Monday, August 10, 2009

Nice Try

You need to remember, as you read this blog, that I do not make any of these things up.

That being said, (Canadian friends - I'm sorry, but you may want to skip this entire blog entry...it's not personal):

1. Was travelling yesterday through Brantford, Ontario (home, ironically, of Wayne Gretzky) and noticed that Brantford is also home to the "Sports Hall of Recognition." Is this where you go if you can't make a Hall of Fame? Is this like the participation certificate of sports halls?

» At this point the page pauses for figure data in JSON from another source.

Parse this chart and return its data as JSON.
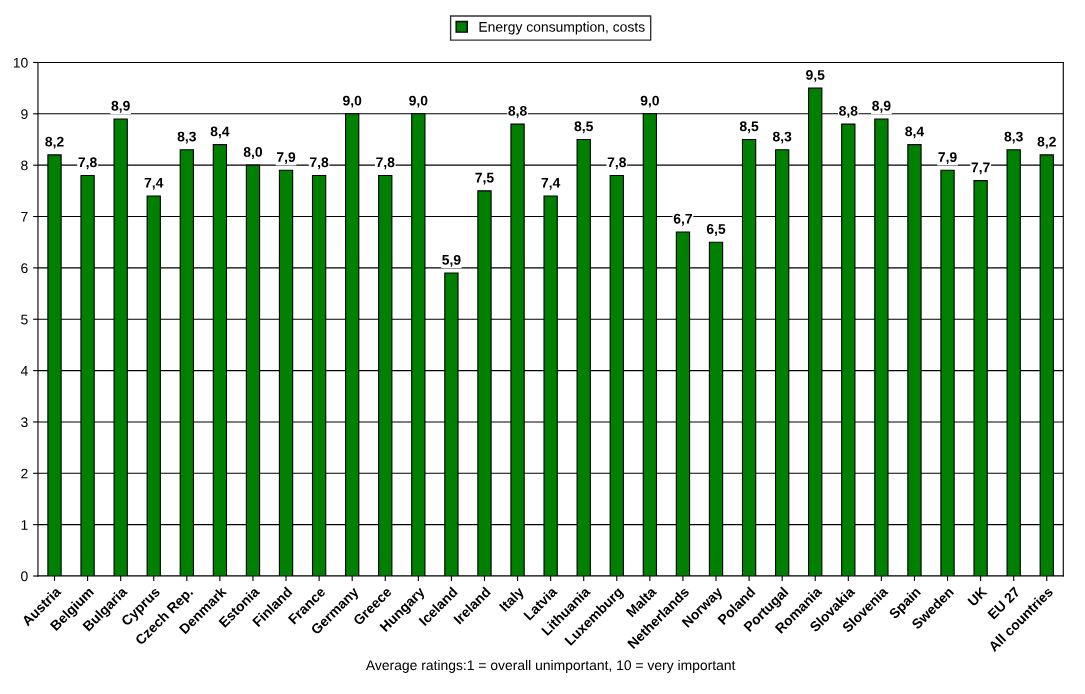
{
  "chart_data": {
    "type": "bar",
    "xlabel": "Average ratings:1 = overall unimportant, 10 = very important",
    "categories": [
      "Austria",
      "Belgium",
      "Bulgaria",
      "Cyprus",
      "Czech Rep.",
      "Denmark",
      "Estonia",
      "Finland",
      "France",
      "Germany",
      "Greece",
      "Hungary",
      "Iceland",
      "Ireland",
      "Italy",
      "Latvia",
      "Lithuania",
      "Luxemburg",
      "Malta",
      "Netherlands",
      "Norway",
      "Poland",
      "Portugal",
      "Romania",
      "Slovakia",
      "Slovenia",
      "Spain",
      "Sweden",
      "UK",
      "EU 27",
      "All countries"
    ],
    "series": [
      {
        "name": "Energy consumption, costs",
        "color": "#008000",
        "values": [
          8.2,
          7.8,
          8.9,
          7.4,
          8.3,
          8.4,
          8.0,
          7.9,
          7.8,
          9.0,
          7.8,
          9.0,
          5.9,
          7.5,
          8.8,
          7.4,
          8.5,
          7.8,
          9.0,
          6.7,
          6.5,
          8.5,
          8.3,
          9.5,
          8.8,
          8.9,
          8.4,
          7.9,
          7.7,
          8.3,
          8.2
        ],
        "value_labels": [
          "8,2",
          "7,8",
          "8,9",
          "7,4",
          "8,3",
          "8,4",
          "8,0",
          "7,9",
          "7,8",
          "9,0",
          "7,8",
          "9,0",
          "5,9",
          "7,5",
          "8,8",
          "7,4",
          "8,5",
          "7,8",
          "9,0",
          "6,7",
          "6,5",
          "8,5",
          "8,3",
          "9,5",
          "8,8",
          "8,9",
          "8,4",
          "7,9",
          "7,7",
          "8,3",
          "8,2"
        ]
      }
    ],
    "ylim": [
      0,
      10
    ],
    "yticks": [
      0,
      1,
      2,
      3,
      4,
      5,
      6,
      7,
      8,
      9,
      10
    ],
    "grid": "y",
    "legend": "top"
  }
}
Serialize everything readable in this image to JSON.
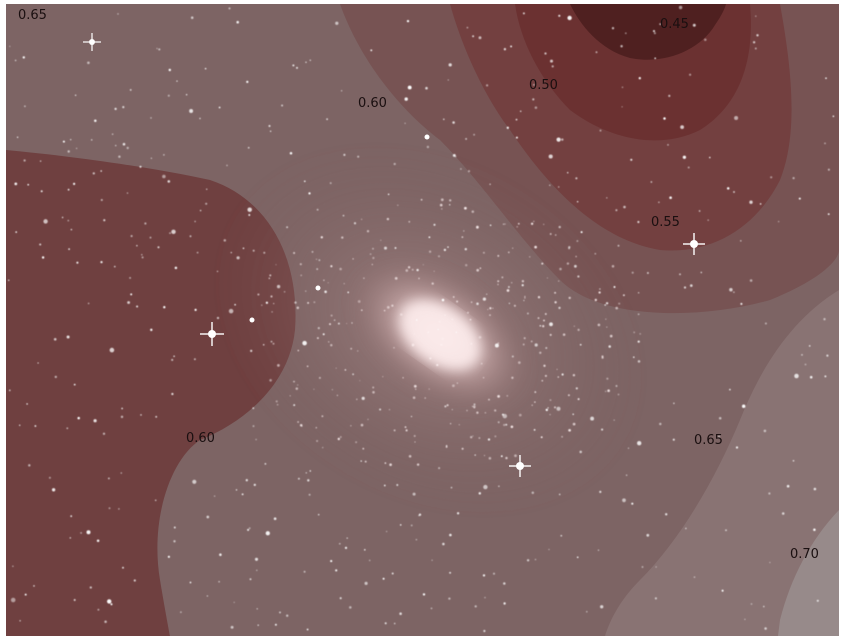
{
  "image": {
    "subject": "spiral-galaxy-starfield",
    "overlay": "contour-map"
  },
  "colors": {
    "frame": "#ffffff",
    "sky_base": "#5a4242",
    "galaxy_core": "#fbe8e8",
    "contour_045": "#4a1818",
    "contour_050": "#6a2a2a",
    "contour_055": "#7a3a3a",
    "contour_060": "#6e3838",
    "contour_065": "#8a6868",
    "contour_070": "#9a8c8c",
    "label_text": "#1a0f10"
  },
  "contour_labels": [
    {
      "text": "0.65"
    },
    {
      "text": "0.45"
    },
    {
      "text": "0.50"
    },
    {
      "text": "0.60"
    },
    {
      "text": "0.55"
    },
    {
      "text": "0.60"
    },
    {
      "text": "0.65"
    },
    {
      "text": "0.70"
    }
  ]
}
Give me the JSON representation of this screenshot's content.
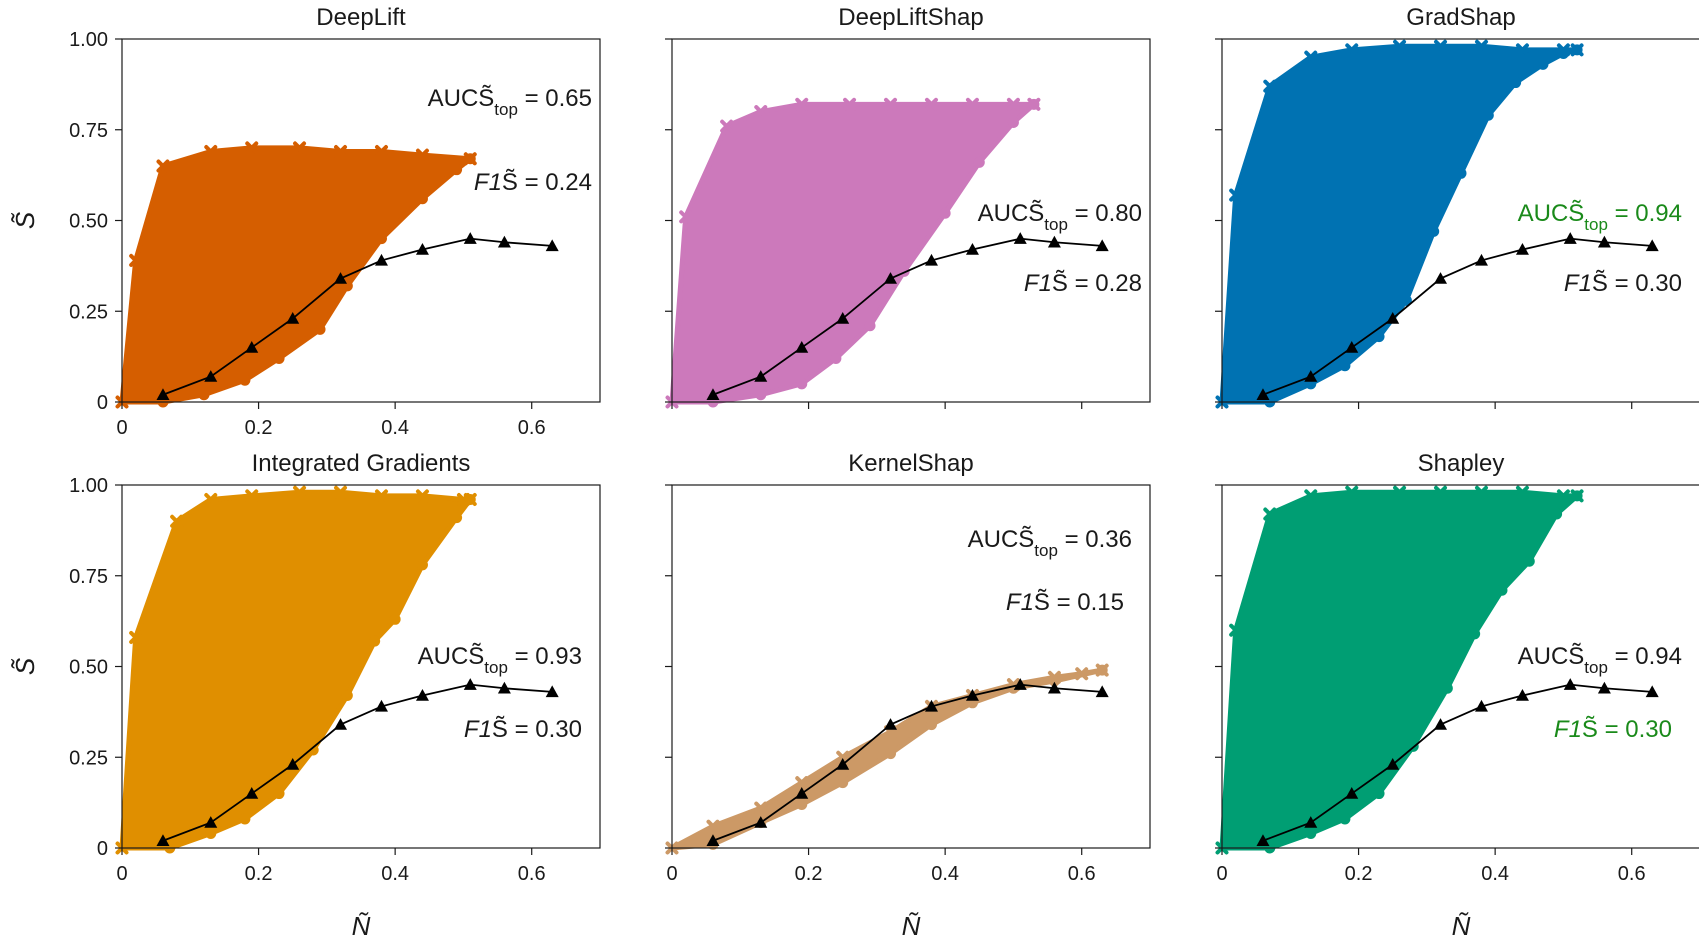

2. On a similar note, the CFL (Canadian Football League) has started its season again. There are a variety of reasons that I don't watch the games, but one of them is particularly relevant to the subject at hand. In the CFL, you can actually score a point for attempting a field goal, and missing. (As in "nice try" - "let's give them a point anyway!")

Completely true.

Wednesday, August 5, 2009

Your money's no good here

Have you ever been behind an old person at the grocery store? No, I mean a REALLY old person - the kind that still writes checks? You sigh as they fumble with the pen and write the amount out in long-hand. You roll your eyes and think, "Come on Aunt Bertha. Join the 21st century. NO ONE writes checks anymore!" Yesterday, I was Aunt Bertha. I got to the check-out and had nearly completed bagging my groceries in my eco-friendly bags when I decided to reach for my wallet. I quickly realized that I had left it in another more vacation-friendly bag. "Oh well," I thought to myself, "It's a good thing I have my checkbook." Wrong. I handed the check to my 15-year old cashier. He looked at it quizzically (I looked at this word very 'quizzically' for several minutes before consulting dictionary.com for the proper spelling) and then, with his eyes all scrunched up, told me he was still in training and would have to call his manager. Whatever. Go ahead. (said to myself while weeping for the future...) The manager comes over and also looks at the check...quizzically. "Is something wrong?" I finally asked, growing impatient with each furrow of their brows. "We don't take checks" the manager finally said. "Are you joking?" Usually I could not bring myself to be quite so outspoken in the face of retail authority -- that's why I married Ryan, so that I would never have to argue with someone about the value of tires or the quality/temperature of soup. I digress. The manager then went on to explain that they stopped taking checks 3 YEARS AGO!!! I fumbled with my explanation -- now there were a couple people behind me in line beginning to stare and I felt like that person whose child throws up in church -- people simultaneously feel both sympathy and loathing for you. Then the manager says to me, "Has it been a while?" What was he implying? That I'd been locked in the dungeon for the past 3 years and at my first opportunity to escape, I went to the supermarket? I don't usually write checks, I explained, but I hadn't realized that they were no longer considered legal tender. I guess pretty soon we'll be a cashless society where the tooth fairy just makes an online transfer to your account and you can swipe your debit card at church. Too late: At the Episcopal Church of the Good Shepherd in Dallas, people have been paying their tithe by credit card for years. Apparently, they want the points. (Does God give points? - more importantly, does He still accept checks?)